Through a project called MPI-Agnostic Network-Agnostic (MANA) for MPI, users can intercept MPI transmissions to learn the state of the jobs being run, preparing for the checkpoint, and do so transparently. MANA aims to support all MPI implementation and interconnect combinations.
Cooperman said transparent checkpointing and MANA for MPI could capture the status of massive jobs with no specialized checkpoint code. If a job needs to stop at an allocated time, users can then resume when computational resources become available again.
The technology can also help HPC environments prioritize jobs. MANA for MPI can pause jobs currently running on the system by using the checkpointing technology, making the HPC technology available for more urgent jobs.
Overcoming shortfalls
While checkpointing technology helps to ease the stop and start process, it doesn’t eliminate all of the issues.
Checkpointing is like saving a video game, and DMTCP is like saving a distributed game with a lot of players, MemVerge’s Fan said. A shortfall to checkpointing is that you must pause to save, and in the distributed game analogy, that would mean coordinating a pause with multiple players.

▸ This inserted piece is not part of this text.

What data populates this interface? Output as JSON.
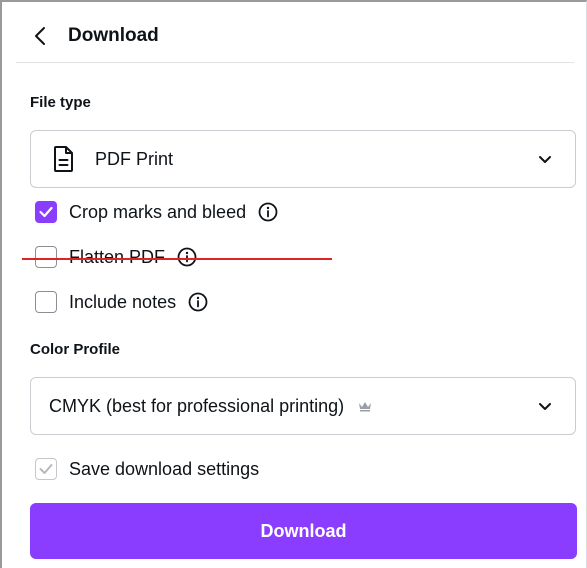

That’s where MemVerge’s big memory technology comes into play. Fan believes using storage class memory to save jobs to persistent memory as opposed to disk will reduce the pause while using more cost-effective media versus HPC resources.

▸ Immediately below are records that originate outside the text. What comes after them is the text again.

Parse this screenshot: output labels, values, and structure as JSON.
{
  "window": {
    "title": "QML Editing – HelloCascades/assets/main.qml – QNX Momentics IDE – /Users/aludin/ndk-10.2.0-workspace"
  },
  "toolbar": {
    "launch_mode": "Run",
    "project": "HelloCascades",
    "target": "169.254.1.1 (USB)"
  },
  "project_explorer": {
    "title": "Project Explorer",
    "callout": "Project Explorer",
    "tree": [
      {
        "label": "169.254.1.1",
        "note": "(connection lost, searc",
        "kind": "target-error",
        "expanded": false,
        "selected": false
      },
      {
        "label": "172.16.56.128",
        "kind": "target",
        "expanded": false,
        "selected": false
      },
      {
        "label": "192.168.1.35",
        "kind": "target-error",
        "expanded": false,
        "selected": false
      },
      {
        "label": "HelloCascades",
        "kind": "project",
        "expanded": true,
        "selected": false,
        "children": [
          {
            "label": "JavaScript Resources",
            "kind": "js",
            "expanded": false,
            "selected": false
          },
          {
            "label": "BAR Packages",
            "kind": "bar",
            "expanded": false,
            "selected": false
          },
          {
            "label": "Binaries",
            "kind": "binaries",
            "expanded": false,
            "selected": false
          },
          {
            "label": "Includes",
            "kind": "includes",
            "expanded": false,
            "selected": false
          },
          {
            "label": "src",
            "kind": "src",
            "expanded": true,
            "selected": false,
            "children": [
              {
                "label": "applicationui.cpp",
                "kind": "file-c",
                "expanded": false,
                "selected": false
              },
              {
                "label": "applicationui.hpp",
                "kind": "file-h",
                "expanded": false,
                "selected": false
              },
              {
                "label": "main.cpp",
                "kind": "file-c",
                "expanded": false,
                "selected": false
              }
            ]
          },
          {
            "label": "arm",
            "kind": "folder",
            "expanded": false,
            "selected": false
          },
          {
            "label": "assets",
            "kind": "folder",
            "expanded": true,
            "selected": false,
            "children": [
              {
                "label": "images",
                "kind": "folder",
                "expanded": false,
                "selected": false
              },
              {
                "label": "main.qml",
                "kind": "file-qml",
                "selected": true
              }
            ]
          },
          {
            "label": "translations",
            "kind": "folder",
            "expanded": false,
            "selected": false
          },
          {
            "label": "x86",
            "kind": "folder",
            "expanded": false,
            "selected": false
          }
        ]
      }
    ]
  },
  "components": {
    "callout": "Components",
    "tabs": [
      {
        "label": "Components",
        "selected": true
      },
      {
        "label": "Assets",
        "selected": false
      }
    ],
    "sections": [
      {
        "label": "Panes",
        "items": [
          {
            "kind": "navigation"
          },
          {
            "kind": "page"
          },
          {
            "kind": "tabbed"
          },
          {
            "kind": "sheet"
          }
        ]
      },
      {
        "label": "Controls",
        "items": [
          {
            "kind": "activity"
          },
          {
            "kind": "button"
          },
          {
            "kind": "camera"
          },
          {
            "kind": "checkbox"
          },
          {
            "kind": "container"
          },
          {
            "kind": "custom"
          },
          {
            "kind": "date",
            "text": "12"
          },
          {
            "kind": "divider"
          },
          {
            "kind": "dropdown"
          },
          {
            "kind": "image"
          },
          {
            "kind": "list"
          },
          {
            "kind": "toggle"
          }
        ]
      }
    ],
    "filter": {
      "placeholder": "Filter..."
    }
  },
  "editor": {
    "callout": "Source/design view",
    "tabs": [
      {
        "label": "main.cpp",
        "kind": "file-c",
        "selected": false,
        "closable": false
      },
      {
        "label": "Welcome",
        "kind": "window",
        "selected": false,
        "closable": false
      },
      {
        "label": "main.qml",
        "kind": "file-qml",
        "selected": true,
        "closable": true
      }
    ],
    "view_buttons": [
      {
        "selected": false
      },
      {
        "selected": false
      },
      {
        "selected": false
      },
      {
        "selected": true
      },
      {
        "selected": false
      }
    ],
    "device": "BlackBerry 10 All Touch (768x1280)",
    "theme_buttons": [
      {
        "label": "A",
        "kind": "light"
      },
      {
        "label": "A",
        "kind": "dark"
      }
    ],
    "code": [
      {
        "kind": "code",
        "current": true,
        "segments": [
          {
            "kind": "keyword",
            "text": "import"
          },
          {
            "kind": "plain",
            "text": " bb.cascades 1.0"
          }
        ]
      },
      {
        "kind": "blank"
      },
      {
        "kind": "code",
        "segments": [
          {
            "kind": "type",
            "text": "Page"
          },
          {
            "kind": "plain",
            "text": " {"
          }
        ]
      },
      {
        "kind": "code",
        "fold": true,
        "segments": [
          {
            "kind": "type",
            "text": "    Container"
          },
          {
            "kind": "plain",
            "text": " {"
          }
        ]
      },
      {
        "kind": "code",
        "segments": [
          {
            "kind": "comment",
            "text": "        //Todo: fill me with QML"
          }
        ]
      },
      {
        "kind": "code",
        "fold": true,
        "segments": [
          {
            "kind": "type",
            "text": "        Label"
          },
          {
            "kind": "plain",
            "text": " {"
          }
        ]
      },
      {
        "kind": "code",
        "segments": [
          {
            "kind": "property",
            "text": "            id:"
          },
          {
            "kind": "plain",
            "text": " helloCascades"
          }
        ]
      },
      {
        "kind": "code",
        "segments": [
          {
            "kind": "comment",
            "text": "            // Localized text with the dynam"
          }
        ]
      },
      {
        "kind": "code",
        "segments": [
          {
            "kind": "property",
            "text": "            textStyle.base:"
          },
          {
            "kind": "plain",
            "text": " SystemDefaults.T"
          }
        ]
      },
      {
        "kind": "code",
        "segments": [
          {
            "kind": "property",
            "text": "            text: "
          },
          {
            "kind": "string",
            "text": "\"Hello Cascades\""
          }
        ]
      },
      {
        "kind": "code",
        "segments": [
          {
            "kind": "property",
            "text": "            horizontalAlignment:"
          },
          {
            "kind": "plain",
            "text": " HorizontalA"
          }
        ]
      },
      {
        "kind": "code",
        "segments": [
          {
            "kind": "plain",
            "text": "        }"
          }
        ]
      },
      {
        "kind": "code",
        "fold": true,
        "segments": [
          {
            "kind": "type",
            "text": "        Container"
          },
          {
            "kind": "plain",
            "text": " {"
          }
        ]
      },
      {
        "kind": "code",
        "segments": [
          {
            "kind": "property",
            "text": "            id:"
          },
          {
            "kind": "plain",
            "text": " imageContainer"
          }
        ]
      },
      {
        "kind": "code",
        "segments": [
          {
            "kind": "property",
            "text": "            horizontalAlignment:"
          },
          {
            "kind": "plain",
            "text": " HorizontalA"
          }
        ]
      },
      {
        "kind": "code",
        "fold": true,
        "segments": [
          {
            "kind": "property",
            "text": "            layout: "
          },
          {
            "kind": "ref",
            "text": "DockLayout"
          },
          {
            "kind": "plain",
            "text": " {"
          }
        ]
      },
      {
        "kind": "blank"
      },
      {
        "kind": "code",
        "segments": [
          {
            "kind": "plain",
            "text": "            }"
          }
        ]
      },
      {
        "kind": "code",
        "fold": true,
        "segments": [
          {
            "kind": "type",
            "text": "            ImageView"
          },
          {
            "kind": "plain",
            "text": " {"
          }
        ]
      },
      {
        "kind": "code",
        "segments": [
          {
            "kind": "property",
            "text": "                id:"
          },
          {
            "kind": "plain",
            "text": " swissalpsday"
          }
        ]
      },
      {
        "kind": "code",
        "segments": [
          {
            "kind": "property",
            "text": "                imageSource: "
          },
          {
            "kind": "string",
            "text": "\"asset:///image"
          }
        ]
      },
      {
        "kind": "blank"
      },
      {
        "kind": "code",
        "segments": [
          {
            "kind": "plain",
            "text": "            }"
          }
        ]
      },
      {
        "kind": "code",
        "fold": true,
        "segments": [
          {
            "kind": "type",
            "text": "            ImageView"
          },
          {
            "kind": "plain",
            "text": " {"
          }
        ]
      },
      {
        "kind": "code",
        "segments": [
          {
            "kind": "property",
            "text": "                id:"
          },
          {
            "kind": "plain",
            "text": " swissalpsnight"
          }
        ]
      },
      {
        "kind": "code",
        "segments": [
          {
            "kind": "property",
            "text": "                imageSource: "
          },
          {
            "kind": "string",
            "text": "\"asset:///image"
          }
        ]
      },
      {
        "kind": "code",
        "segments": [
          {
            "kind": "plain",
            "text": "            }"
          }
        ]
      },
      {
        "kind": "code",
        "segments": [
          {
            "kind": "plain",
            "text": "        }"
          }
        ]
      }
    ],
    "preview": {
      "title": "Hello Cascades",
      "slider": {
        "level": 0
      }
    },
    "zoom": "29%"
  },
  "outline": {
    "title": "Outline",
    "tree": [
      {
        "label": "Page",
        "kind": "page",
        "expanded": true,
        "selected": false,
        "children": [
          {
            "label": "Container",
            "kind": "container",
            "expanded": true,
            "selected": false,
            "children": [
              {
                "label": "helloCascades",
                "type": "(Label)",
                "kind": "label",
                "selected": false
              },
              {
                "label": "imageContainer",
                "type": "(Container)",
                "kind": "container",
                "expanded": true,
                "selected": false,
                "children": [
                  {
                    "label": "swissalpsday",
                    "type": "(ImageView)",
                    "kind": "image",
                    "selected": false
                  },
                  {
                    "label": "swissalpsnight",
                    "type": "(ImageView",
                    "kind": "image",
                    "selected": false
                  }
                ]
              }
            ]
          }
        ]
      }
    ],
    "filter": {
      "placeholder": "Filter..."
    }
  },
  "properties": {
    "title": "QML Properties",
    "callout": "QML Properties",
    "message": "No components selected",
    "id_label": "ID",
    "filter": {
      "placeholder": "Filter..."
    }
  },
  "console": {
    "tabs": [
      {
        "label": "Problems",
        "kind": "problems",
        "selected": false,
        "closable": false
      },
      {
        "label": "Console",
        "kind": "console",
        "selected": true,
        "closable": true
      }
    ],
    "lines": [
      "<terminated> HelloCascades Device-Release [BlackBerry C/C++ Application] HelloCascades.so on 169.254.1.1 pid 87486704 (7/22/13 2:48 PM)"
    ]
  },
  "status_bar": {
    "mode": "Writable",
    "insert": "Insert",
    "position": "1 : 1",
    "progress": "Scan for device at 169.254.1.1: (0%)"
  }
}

Reducing downtime could result in savings, as pausing a supercomputer is a huge expense, according to Cooperman. But Cooperman believes advancements in checkpointing can do much more that.

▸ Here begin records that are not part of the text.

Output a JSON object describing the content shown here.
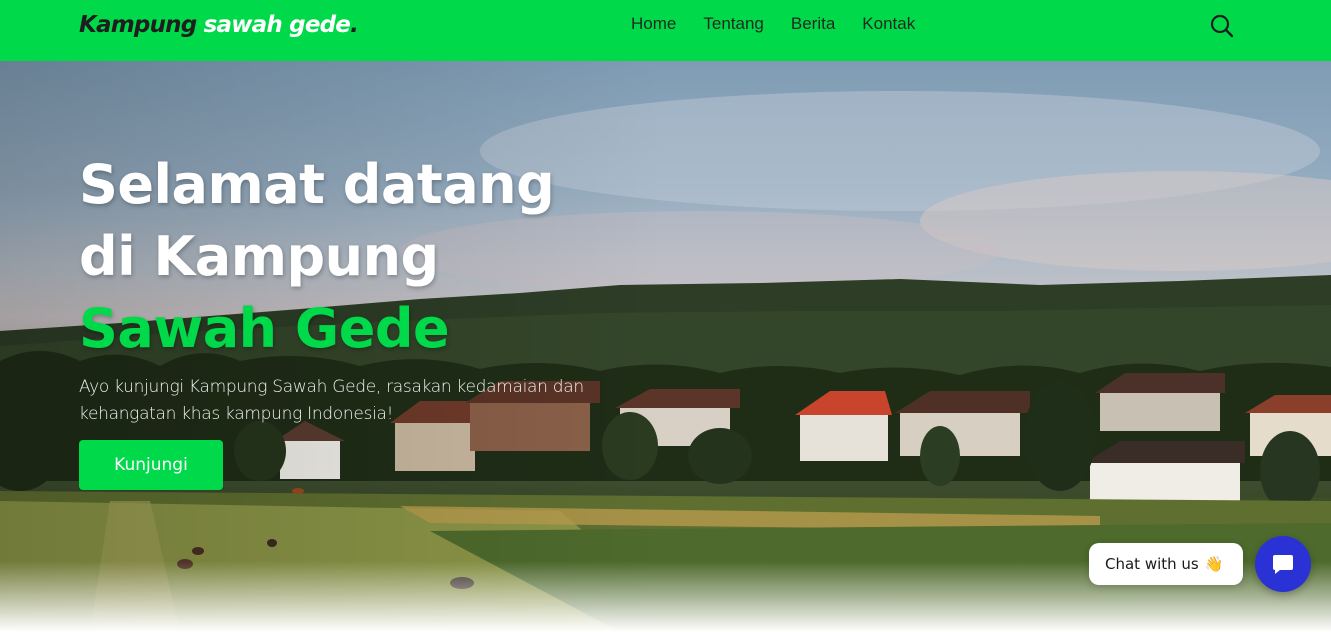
{
  "header": {
    "logo": {
      "part1": "Kampung",
      "part2": "sawah gede",
      "dot": "."
    },
    "nav": [
      {
        "label": "Home"
      },
      {
        "label": "Tentang"
      },
      {
        "label": "Berita"
      },
      {
        "label": "Kontak"
      }
    ],
    "search_icon": "search-icon"
  },
  "hero": {
    "title_line1": "Selamat datang",
    "title_line2": "di Kampung",
    "title_highlight": "Sawah Gede",
    "subtitle": "Ayo kunjungi Kampung Sawah Gede, rasakan kedamaian dan kehangatan khas kampung Indonesia!",
    "cta_label": "Kunjungi"
  },
  "chat": {
    "bubble_label": "Chat with us",
    "bubble_emoji": "👋",
    "button_icon": "chat-icon"
  },
  "colors": {
    "brand": "#00d94a",
    "text_dark": "#1e1e1e",
    "chat_button": "#2a32d6"
  }
}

“System level checkpointing is the holy grail of checkpointing,” he said. “This will change the way people do HPC.”
In supercomputing, leftover resources are applied to a backfill queue or used for smaller jobs. When complete system level checkpointing is possible, different queues won’t be needed as system administrators can ensure all resources are being used by checkpointing and moving jobs into available spaces.
Still, while industry experts see potential in the technology from saving time in HPC to various use cases in the enterprise, its potential is largely hypothetical at this point.